Step 3: Create a Kafka Topic
Create a topic in Kafka where the data from Trustpilot will be published. Use the Kafka command-line tool to create a topic with the desired configurations (e.g., replication factor, partitions):
```
bin/kafka-topics.sh --create --topic trustpilot-data --bootstrap-server localhost:9092 --partitions 1 --replication-factor 1
```
Step 4: Develop a Data Fetching Script
Write a script in a language like Python or Node.js to fetch data from Trustpilot using the API. The script should authenticate using your API key, call the appropriate endpoints, and handle pagination if necessary to retrieve all available data. Use libraries such as `requests` in Python or `axios` in Node.js for making API calls.
Step 5: Transform Data for Kafka
Once you have fetched the data, transform it into a format suitable for Kafka, such as JSON. Ensure that the data structure is consistent and includes all necessary fields. This step is crucial for maintaining data integrity when publishing to Kafka.
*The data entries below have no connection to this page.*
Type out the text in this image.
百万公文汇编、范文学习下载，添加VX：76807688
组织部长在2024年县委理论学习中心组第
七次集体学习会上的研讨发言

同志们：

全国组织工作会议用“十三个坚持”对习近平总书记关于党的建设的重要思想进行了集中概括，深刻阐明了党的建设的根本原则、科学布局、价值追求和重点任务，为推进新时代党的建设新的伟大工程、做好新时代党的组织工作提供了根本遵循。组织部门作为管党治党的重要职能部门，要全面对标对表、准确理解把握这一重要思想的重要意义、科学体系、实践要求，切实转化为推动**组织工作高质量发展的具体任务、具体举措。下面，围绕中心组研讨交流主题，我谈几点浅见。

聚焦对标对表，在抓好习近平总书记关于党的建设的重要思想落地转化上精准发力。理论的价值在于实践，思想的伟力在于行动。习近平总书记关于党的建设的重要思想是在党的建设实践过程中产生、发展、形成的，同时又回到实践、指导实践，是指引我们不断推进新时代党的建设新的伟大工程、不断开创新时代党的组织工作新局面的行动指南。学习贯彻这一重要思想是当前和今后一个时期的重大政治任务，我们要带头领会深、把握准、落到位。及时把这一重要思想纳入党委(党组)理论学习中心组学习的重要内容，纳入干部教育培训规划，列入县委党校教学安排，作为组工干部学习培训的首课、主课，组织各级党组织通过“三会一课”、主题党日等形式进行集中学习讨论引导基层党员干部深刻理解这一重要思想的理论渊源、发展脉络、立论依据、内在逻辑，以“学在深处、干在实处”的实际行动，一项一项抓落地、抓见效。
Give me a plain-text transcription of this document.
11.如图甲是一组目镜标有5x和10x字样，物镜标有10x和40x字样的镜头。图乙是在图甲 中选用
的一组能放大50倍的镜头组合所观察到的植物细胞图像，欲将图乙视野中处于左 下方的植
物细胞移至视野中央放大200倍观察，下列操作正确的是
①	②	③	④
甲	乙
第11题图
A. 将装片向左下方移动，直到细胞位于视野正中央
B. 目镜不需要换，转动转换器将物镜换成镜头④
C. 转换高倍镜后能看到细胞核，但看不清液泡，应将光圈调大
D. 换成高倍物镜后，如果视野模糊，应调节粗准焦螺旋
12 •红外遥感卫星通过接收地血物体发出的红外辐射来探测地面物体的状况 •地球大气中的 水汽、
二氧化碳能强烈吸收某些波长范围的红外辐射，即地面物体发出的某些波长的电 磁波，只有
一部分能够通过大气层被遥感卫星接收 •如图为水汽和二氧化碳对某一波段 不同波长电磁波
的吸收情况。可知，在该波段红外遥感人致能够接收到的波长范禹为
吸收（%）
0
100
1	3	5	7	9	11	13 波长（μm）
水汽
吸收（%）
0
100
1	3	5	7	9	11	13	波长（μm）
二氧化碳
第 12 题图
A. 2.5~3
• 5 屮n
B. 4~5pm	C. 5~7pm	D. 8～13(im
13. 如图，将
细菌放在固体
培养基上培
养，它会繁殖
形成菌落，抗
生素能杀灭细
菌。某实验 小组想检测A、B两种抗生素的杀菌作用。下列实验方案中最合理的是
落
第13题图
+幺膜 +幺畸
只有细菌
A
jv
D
Step 6: Publish Data to Kafka
Use a Kafka client library (such as `kafka-python` for Python or `kafka-node` for Node.js) to publish the transformed data to the previously created Kafka topic. Your script should iterate over the data and send each record to Kafka:
```python
from kafka import KafkaProducer
import json
producer = KafkaProducer(bootstrap_servers='localhost:9092',
value_serializer=lambda v: json.dumps(v).encode('utf-8'))
for record in data:
producer.send('trustpilot-data', value=record)
producer.flush()
```
Step 7: Verify Data in Kafka
Finally, verify that the data is correctly published to Kafka. Use the Kafka consumer command-line tool to read messages from your topic and check for data accuracy:
```
bin/kafka-console-consumer.sh --bootstrap-server localhost:9092 --topic trustpilot-data --from-beginning
```
Ensure that the messages appear as expected, and troubleshoot any issues related to data format or connectivity.
This guide should provide a straightforward approach to moving data from Trustpilot to Kafka without relying on third-party connectors or integrations.